Questions

How do I configure a Cisco ASA 5510 for Internet Access

+
0 Votes
Locked

How do I configure a Cisco ASA 5510 for Internet Access

daniel.maisu
I am new to the Cisco ASA 5510 and want to configure it so everyone on it's inside interface has internet access.

Please give me a basic configuration steps on what to do. A sample config would help very much...
+
0 Votes
jkofinas

Step1: Configure a privileged level password (enable password)

By default there is no password for accessing the ASA firewall, so the first step before doing anything else is to configure a privileged level password, which will be needed to allow subsequent access to the appliance. Configure this under Configuration Mode:

ASA5510(config)# enable password mysecretpassword

Step2: Configure the public outside interface

ASA5510(config)# interface Ethernet0/0

ASA5510(config-if)# nameif outside

ASA5510(config-if)# security-level 0

ASA5510(config-if)# ip address 100.100.100.1 255.255.255.252

ASA5510(config-if)# no shut

Step3: Configure the trusted internal interface

ASA5510(config)# interface Ethernet0/1

ASA5510(config-if)# nameif inside

ASA5510(config-if)# security-level 100

ASA5510(config-if)# ip address 192.168.10.1 255.255.255.0

ASA5510(config-if)# no shut

Step 4: Configure PAT on the outside interface

ASA5510(config)# global (outside) 1 interface

ASA5510(config)# nat (inside) 1 0.0.0.0 0.0.0.0

Step 5: Configure Default Route towards the ISP (assume default gateway is 100.100.100.2)

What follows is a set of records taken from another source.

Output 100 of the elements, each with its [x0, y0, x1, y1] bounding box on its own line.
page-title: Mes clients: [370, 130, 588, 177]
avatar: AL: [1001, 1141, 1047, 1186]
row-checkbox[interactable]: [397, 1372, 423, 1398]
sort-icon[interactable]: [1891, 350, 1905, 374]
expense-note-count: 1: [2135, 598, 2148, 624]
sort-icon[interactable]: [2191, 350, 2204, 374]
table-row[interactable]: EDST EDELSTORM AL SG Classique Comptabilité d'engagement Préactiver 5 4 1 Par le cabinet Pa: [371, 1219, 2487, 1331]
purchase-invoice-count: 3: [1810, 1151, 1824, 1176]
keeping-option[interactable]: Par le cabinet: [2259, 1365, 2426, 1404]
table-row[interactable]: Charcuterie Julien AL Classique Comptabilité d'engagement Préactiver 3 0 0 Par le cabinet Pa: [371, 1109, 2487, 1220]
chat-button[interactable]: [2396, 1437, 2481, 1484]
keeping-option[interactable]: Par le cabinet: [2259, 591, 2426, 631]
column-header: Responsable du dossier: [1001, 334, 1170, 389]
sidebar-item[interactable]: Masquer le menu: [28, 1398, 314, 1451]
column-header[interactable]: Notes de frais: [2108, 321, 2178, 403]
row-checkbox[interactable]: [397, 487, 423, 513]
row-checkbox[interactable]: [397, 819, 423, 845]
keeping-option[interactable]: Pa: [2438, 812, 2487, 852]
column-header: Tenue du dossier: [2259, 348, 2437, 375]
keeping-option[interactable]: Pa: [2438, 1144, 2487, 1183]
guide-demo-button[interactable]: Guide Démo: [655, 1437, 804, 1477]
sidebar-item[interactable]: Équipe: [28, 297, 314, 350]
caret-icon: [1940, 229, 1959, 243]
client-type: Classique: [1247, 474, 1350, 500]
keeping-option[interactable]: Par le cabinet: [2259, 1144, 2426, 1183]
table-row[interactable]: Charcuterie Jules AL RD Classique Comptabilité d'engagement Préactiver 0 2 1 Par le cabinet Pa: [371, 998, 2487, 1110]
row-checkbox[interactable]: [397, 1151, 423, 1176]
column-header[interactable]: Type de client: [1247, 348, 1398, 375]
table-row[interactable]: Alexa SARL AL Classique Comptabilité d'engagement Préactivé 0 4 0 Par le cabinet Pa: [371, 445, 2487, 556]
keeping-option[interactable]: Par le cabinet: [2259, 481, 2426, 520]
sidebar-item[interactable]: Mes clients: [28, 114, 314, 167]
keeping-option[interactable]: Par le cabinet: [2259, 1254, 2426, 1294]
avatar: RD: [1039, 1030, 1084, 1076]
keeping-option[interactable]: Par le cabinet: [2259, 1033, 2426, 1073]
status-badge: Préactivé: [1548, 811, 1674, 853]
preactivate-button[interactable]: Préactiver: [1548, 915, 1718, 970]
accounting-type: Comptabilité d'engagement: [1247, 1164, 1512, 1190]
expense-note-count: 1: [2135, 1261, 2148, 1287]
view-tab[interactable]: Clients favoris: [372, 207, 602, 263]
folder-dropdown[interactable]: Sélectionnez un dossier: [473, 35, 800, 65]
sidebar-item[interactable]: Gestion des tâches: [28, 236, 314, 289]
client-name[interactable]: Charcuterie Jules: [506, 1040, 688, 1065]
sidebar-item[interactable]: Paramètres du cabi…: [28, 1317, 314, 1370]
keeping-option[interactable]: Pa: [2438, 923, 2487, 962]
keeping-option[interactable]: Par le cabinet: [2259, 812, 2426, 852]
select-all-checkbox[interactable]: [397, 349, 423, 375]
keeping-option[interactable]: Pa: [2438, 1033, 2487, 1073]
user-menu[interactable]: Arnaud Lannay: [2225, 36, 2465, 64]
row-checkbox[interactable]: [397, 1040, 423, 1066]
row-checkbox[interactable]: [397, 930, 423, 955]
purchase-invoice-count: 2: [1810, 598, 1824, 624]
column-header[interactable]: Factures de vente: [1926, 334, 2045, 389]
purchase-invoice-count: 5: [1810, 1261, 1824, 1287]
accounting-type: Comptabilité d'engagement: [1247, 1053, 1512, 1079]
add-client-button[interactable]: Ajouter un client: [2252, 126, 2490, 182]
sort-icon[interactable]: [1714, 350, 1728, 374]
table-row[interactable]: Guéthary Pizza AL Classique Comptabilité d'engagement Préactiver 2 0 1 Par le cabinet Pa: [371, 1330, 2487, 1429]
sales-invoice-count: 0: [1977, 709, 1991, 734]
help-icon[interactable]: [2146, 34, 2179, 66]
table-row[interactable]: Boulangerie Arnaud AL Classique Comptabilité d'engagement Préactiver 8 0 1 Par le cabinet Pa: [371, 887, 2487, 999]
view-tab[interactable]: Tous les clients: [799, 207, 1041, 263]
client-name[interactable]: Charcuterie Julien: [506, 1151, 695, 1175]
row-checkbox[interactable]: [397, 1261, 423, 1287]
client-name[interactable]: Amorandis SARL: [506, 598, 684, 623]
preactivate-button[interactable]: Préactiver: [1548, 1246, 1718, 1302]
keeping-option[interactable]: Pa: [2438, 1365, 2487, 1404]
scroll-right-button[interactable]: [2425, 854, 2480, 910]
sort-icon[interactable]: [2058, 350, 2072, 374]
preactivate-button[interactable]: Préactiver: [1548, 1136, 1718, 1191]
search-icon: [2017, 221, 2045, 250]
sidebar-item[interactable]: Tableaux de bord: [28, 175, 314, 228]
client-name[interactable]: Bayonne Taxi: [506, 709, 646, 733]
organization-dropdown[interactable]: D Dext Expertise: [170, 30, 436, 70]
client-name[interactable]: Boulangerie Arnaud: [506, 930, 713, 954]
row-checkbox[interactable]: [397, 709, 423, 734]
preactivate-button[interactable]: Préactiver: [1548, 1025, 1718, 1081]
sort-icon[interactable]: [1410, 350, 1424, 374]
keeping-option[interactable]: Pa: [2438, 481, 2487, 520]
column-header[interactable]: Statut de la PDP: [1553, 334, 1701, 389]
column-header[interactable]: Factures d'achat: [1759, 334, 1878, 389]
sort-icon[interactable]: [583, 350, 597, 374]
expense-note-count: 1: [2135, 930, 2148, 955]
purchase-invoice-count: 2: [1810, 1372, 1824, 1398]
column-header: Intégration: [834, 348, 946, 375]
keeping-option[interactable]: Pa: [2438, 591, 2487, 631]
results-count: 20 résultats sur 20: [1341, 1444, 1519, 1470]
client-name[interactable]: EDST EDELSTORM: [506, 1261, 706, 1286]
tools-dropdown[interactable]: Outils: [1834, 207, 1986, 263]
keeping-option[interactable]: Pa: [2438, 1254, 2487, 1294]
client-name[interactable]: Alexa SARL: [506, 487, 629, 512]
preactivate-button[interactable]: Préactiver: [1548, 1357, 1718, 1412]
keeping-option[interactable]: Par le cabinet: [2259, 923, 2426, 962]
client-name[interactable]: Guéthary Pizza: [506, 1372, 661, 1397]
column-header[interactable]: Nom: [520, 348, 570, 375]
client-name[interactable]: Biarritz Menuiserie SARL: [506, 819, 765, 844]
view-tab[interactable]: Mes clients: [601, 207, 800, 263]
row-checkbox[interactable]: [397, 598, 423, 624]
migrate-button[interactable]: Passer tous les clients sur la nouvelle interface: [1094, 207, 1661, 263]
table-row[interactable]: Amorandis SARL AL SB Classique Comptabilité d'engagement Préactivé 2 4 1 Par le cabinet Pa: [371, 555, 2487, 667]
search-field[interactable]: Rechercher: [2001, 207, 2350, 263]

ASA5510(config)# route outside 0.0.0.0 0.0.0.0 100.100.100.2 1

Step 6: Configure the firewall to assign internal IP and DNS address to hosts using DHCP

ASA5510(config)# dhcpd dns 200.200.200.10

ASA5510(config)# dhcpd address 192.168.10.10-192.168.10.200 inside

ASA5510(config)# dhcpd enable inside

The above basic configuration is just the beginning for making the appliance operational. There are many more configuration features that you need to implement to increase the security of your network, such as Static and Dynamic NAT, Access Control Lists to control traffic flow, DMZ zones, VPN etc.

BTW I pulled this info from another site... I was just toooo lazy to type it all out myself:-)

Cheers
John

+
0 Votes
daniel.maisu

Thanks for the info. I will try it out and see if I can access the internet through the ASA.